MATH 121/6.0 - Differential and Integral Calculus
Instructor: Dr. Chris Taylor
Calculus is a branch of mathematics that can describe precisely how one numerical output quantity changes in response to changes in one or more numerical input quantities. Two of its main aspects are differentiation, which concerns the instantaneous rate of change of one output variable with respect to one or more input variables; and integration, which deals with the cumulative change in a given output variable. For example, if a ball is thrown upwards, differentiation can tell us its vertical velocity (rate of change of height with time) at any point in time; and integration can tell us its net change in height over a given period. Many applications of calculus are found in science, engineering, commerce, and medicine; indeed, much of modern technology would be impossible without it. The development of calculus spans many centuries and cultures, but in Europe, calculus in something like its modern form first appeared in the seventeenth century, when Newton and Leibniz independently synthesized differential and integral calculus into a single powerful discipline. Many important developments and applications followed, although calculus was not made fully rigorous until the nineteenth century, with the emergence of the limit concept.
This is a general two-term calculus course, starting with a revision of high- school-level pre-calculus, and the basics of single-variable differentiation and integration, and then moving on to more advanced topics, such as multivariable calculus, differential equations, and various techniques of optimization. Students can take this course with or without high-school calculus experience.
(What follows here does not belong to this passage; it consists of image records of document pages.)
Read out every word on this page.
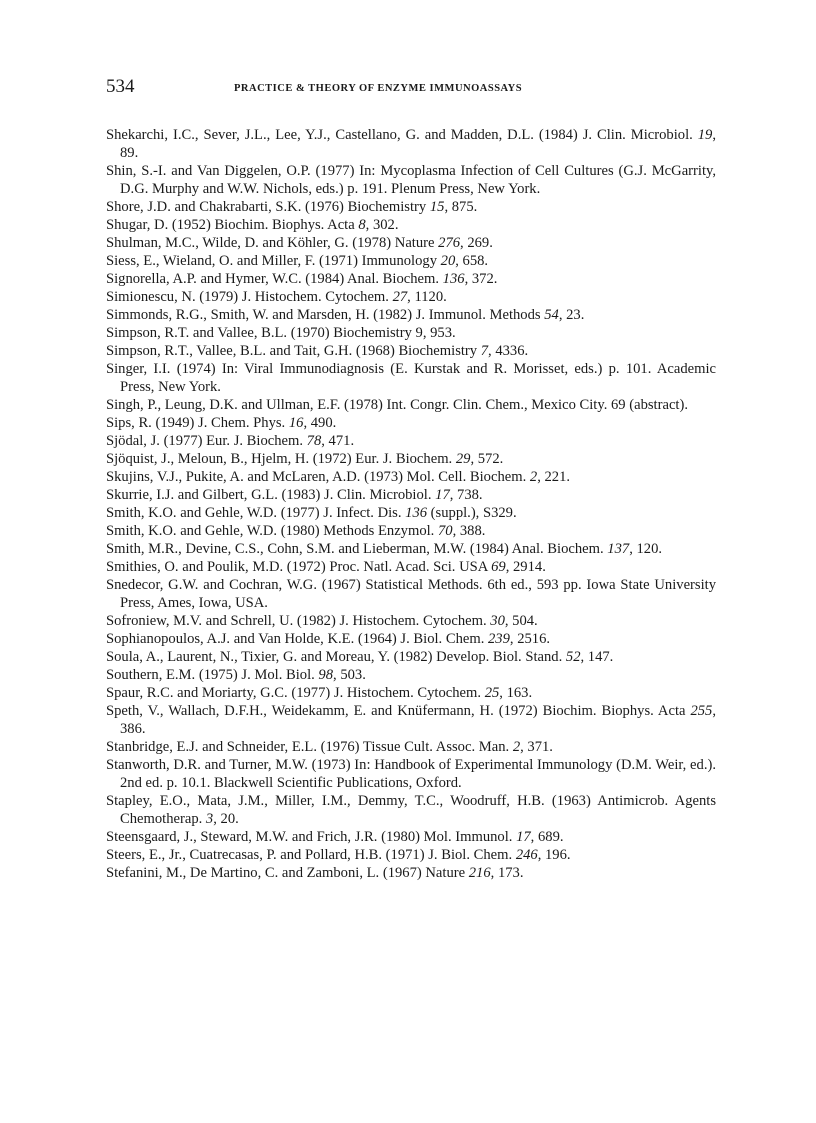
534	PRACTICE & THEORY OF ENZYME IMMUNOASSAYS
Shekarchi, I.C., Sever, J.L., Lee, Y.J., Castellano, G. and Madden, D.L. (1984) J. Clin. Microbiol. 19, 89.
Shin, S.-I. and Van Diggelen, O.P. (1977) In: Mycoplasma Infection of Cell Cultures (G.J. McGarrity, D.G. Murphy and W.W. Nichols, eds.) p. 191. Plenum Press, New York.
Shore, J.D. and Chakrabarti, S.K. (1976) Biochemistry 15, 875.
Shugar, D. (1952) Biochim. Biophys. Acta 8, 302.
Shulman, M.C., Wilde, D. and Köhler, G. (1978) Nature 276, 269.
Siess, E., Wieland, O. and Miller, F. (1971) Immunology 20, 658.
Signorella, A.P. and Hymer, W.C. (1984) Anal. Biochem. 136, 372.
Simionescu, N. (1979) J. Histochem. Cytochem. 27, 1120.
Simmonds, R.G., Smith, W. and Marsden, H. (1982) J. Immunol. Methods 54, 23.
Simpson, R.T. and Vallee, B.L. (1970) Biochemistry 9, 953.
Simpson, R.T., Vallee, B.L. and Tait, G.H. (1968) Biochemistry 7, 4336.
Singer, I.I. (1974) In: Viral Immunodiagnosis (E. Kurstak and R. Morisset, eds.) p. 101. Academic Press, New York.
Singh, P., Leung, D.K. and Ullman, E.F. (1978) Int. Congr. Clin. Chem., Mexico City. 69 (abstract).
Sips, R. (1949) J. Chem. Phys. 16, 490.
Sjödal, J. (1977) Eur. J. Biochem. 78, 471.
Sjöquist, J., Meloun, B., Hjelm, H. (1972) Eur. J. Biochem. 29, 572.
Skujins, V.J., Pukite, A. and McLaren, A.D. (1973) Mol. Cell. Biochem. 2, 221.
Skurrie, I.J. and Gilbert, G.L. (1983) J. Clin. Microbiol. 17, 738.
Smith, K.O. and Gehle, W.D. (1977) J. Infect. Dis. 136 (suppl.), S329.
Smith, K.O. and Gehle, W.D. (1980) Methods Enzymol. 70, 388.
Smith, M.R., Devine, C.S., Cohn, S.M. and Lieberman, M.W. (1984) Anal. Biochem. 137, 120.
Smithies, O. and Poulik, M.D. (1972) Proc. Natl. Acad. Sci. USA 69, 2914.
Snedecor, G.W. and Cochran, W.G. (1967) Statistical Methods. 6th ed., 593 pp. Iowa State University Press, Ames, Iowa, USA.
Sofroniew, M.V. and Schrell, U. (1982) J. Histochem. Cytochem. 30, 504.
Sophianopoulos, A.J. and Van Holde, K.E. (1964) J. Biol. Chem. 239, 2516.
Soula, A., Laurent, N., Tixier, G. and Moreau, Y. (1982) Develop. Biol. Stand. 52, 147.
Southern, E.M. (1975) J. Mol. Biol. 98, 503.
Spaur, R.C. and Moriarty, G.C. (1977) J. Histochem. Cytochem. 25, 163.
Speth, V., Wallach, D.F.H., Weidekamm, E. and Knüfermann, H. (1972) Biochim. Biophys. Acta 255, 386.
Stanbridge, E.J. and Schneider, E.L. (1976) Tissue Cult. Assoc. Man. 2, 371.
Stanworth, D.R. and Turner, M.W. (1973) In: Handbook of Experimental Immunology (D.M. Weir, ed.). 2nd ed. p. 10.1. Blackwell Scientific Publications, Oxford.
Stapley, E.O., Mata, J.M., Miller, I.M., Demmy, T.C., Woodruff, H.B. (1963) Antimicrob. Agents Chemotherap. 3, 20.
Steensgaard, J., Steward, M.W. and Frich, J.R. (1980) Mol. Immunol. 17, 689.
Steers, E., Jr., Cuatrecasas, P. and Pollard, H.B. (1971) J. Biol. Chem. 246, 196.
Stefanini, M., De Martino, C. and Zamboni, L. (1967) Nature 216, 173.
The course is not intended as a pure maths course, and so there is more of an emphasis on techniques and applications than on formal proofs.
The expected learning outcomes are as follows:
- Conceptual understanding and technical mastery of the following main areas of calculus and pre-calculus:
- Basics of algebra and arithmetic.
- Functions and graphs.
- Geometry and trigonometry.
- Differential equations.
- Partial derivatives and vector calculus.
- An ability to apply knowledge of the topics above to solve extended problems, both abstract and applied.
- An ability to communicate and present such mathematical problem-solving skills in printed documents that combine explanatory English text with mathematical equations and graphs in a coherent and comprehensible way.